My Thoughts Exactly
Why the rush to bail out the financial industry, but not manufacturing? As far as I'm concerned, this column from the Washington Post hits the nail right on the head.
And I'm 100% with the Electrical Workers Union in Chicago (story from The Nation via Yahoo.)
I think I need to go re-read me some Howard Zinn.
4 comments:
I don't agree. And I have NEVER earned more than 70K a year in my life.
I think in some instances the unions are overblown-Michigan has been in a tough spot for a long time. It's hard to bring in new business when the wage standard is so high. They need to consider opening up some other types of business. I know it might not be a ton of $$, but it beats the heck out of holding out for a job that ain't coming back.
I don't know what the Chicago strike at the plant hopes to accomplish. They should get a permit to demonstrate at the BANK. The plant is paralyzed. They might actually WANT to stay open too-but the workers demonstrating there is like preaching to the choir.
Coupla thoughts.
I have said for years that if we are going to have a global economy, it is inevitable in my mind that we will move toward a global wage. And that wage, while perhaps higher than is presently earned in Myanmar and Bangladesh and Indonesia and China and all those other places where our goods are made, it will most definitely be lower than is currently earned in the US.

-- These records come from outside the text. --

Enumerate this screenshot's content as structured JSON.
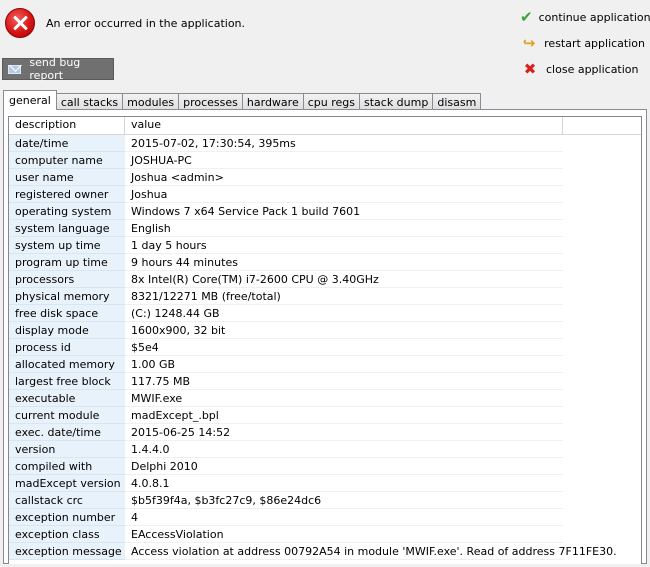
{
  "error": {
    "message": "An error occurred in the application."
  },
  "actions": {
    "continue_label": "continue application",
    "restart_label": "restart application",
    "close_label": "close application",
    "bug_report_label": "send bug report"
  },
  "tabs": [
    {
      "label": "general",
      "active": true
    },
    {
      "label": "call stacks"
    },
    {
      "label": "modules"
    },
    {
      "label": "processes"
    },
    {
      "label": "hardware"
    },
    {
      "label": "cpu regs"
    },
    {
      "label": "stack dump"
    },
    {
      "label": "disasm"
    }
  ],
  "table": {
    "headers": [
      "description",
      "value"
    ],
    "rows": [
      [
        "date/time",
        "2015-07-02, 17:30:54, 395ms"
      ],
      [
        "computer name",
        "JOSHUA-PC"
      ],
      [
        "user name",
        "Joshua  <admin>"
      ],
      [
        "registered owner",
        "Joshua"
      ],
      [
        "operating system",
        "Windows 7 x64 Service Pack 1 build 7601"
      ],
      [
        "system language",
        "English"
      ],
      [
        "system up time",
        "1 day 5 hours"
      ],
      [
        "program up time",
        "9 hours 44 minutes"
      ],
      [
        "processors",
        "8x Intel(R) Core(TM) i7-2600 CPU @ 3.40GHz"
      ],
      [
        "physical memory",
        "8321/12271 MB (free/total)"
      ],
      [
        "free disk space",
        "(C:) 1248.44 GB"
      ],
      [
        "display mode",
        "1600x900, 32 bit"
      ],
      [
        "process id",
        "$5e4"
      ],
      [
        "allocated memory",
        "1.00 GB"
      ],
      [
        "largest free block",
        "117.75 MB"
      ],
      [
        "executable",
        "MWIF.exe"
      ],
      [
        "current module",
        "madExcept_.bpl"
      ],
      [
        "exec. date/time",
        "2015-06-25 14:52"
      ],
      [
        "version",
        "1.4.4.0"
      ],
      [
        "compiled with",
        "Delphi 2010"
      ],
      [
        "madExcept version",
        "4.0.8.1"
      ],
      [
        "callstack crc",
        "$b5f39f4a, $b3fc27c9, $86e24dc6"
      ],
      [
        "exception number",
        "4"
      ],
      [
        "exception class",
        "EAccessViolation"
      ],
      [
        "exception message",
        "Access violation at address 00792A54 in module 'MWIF.exe'. Read of address 7F11FE30."
      ]
    ]
  },
  "icons": {
    "error": "error-circle-icon",
    "continue": "checkmark-icon",
    "restart": "restart-arrow-icon",
    "close": "close-x-icon",
    "bug_report": "envelope-icon"
  }
}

BAGnewsNotes.com, a blog that focuses on interpreting the connotations in the photographs we see in the media, pointed out a week or so ago that the photos of the Big 3 automaker executives who came to Washington to plead their cases all were represented in some posture of shame, whereas we never saw that attitude in the photos of the Wall Street geniuses who started/triggered the financial debacle.
Unions may have overreached themselves in the past 50 years; certainly they are seen by some of the general population as having done so. I don't honestly know. But without unions, people in the US very well might still be working under sweatshop conditions with little or no industrial health and safety measures in place and at desperately low wages. Some kind of labor organization is probably necessary.
The Washington Post article is very, very interesting. Thanks for linking to it.
Interesting comments. I agree and don't agree.
I was brought up by the daughter of a factory worker and the son of an insurance inspector. Mom is a retired speech therapist & librarian; Dad is a retired broadcast engineer: both college-educated. One thing I heard throughout my childhood (and I know I wasn't the only one) was that I'd better do well in school so I could go to college, because that was the only way to get a good-paying job.
So I did, and then the 1987 stock market crash happened during my senior year. After ten different jobs in ten years, hotel front desk (3x) to tv/appliance/furniture service scheduler to music store accounting to hotel accounting (2x) to copy center staff (x2) and copy center manager, I now do administrative work for the inventory department of a regional copier & business equipment dealer. I do not think I am entitled to $70,000 a year; not because of my education or my light-blue-collar position. (I barely make 40% of that.)
But it's that sense of entitlement that is the root of our economic troubles. The financiers think they're entitled to a bailout - and without restrictions as to how the money is spent (can you say AIG corporate retreat?); the auto industry thinks they are entitled to the same (and the government mandate for a business plan is just a knee-jerk reaction to the bad PR from the financial bailout); the CEOs think they're entitled because they're CEOs; the unionized think they're entitled because their contracts shouldn't be violated.
I'm not saying that we should disregard the American Dream. I believe that we should be able to reap the rewards of hard work. But all too often nowdays that reaping is more like raping, as Americans don't seem to care who they trample to get what they want. As long as that attitude prevails, this crisis will worsen.
So how do we solve this? The violent overthrow of the out-of-touch rich people who only want to remain rich and keep the workers down? The last time I heard about that, it was called the French Revolution. And as those Long Island Wal-Mart shoppers demonstrated, large groups of non-rich people can turn into a mob in an instant.
(Sorry so wordy. That's what happens when I miss Last Saturday Knitting!)
Am I the only one that thinks Big Oil should bail out the auto industry? Seems obvious.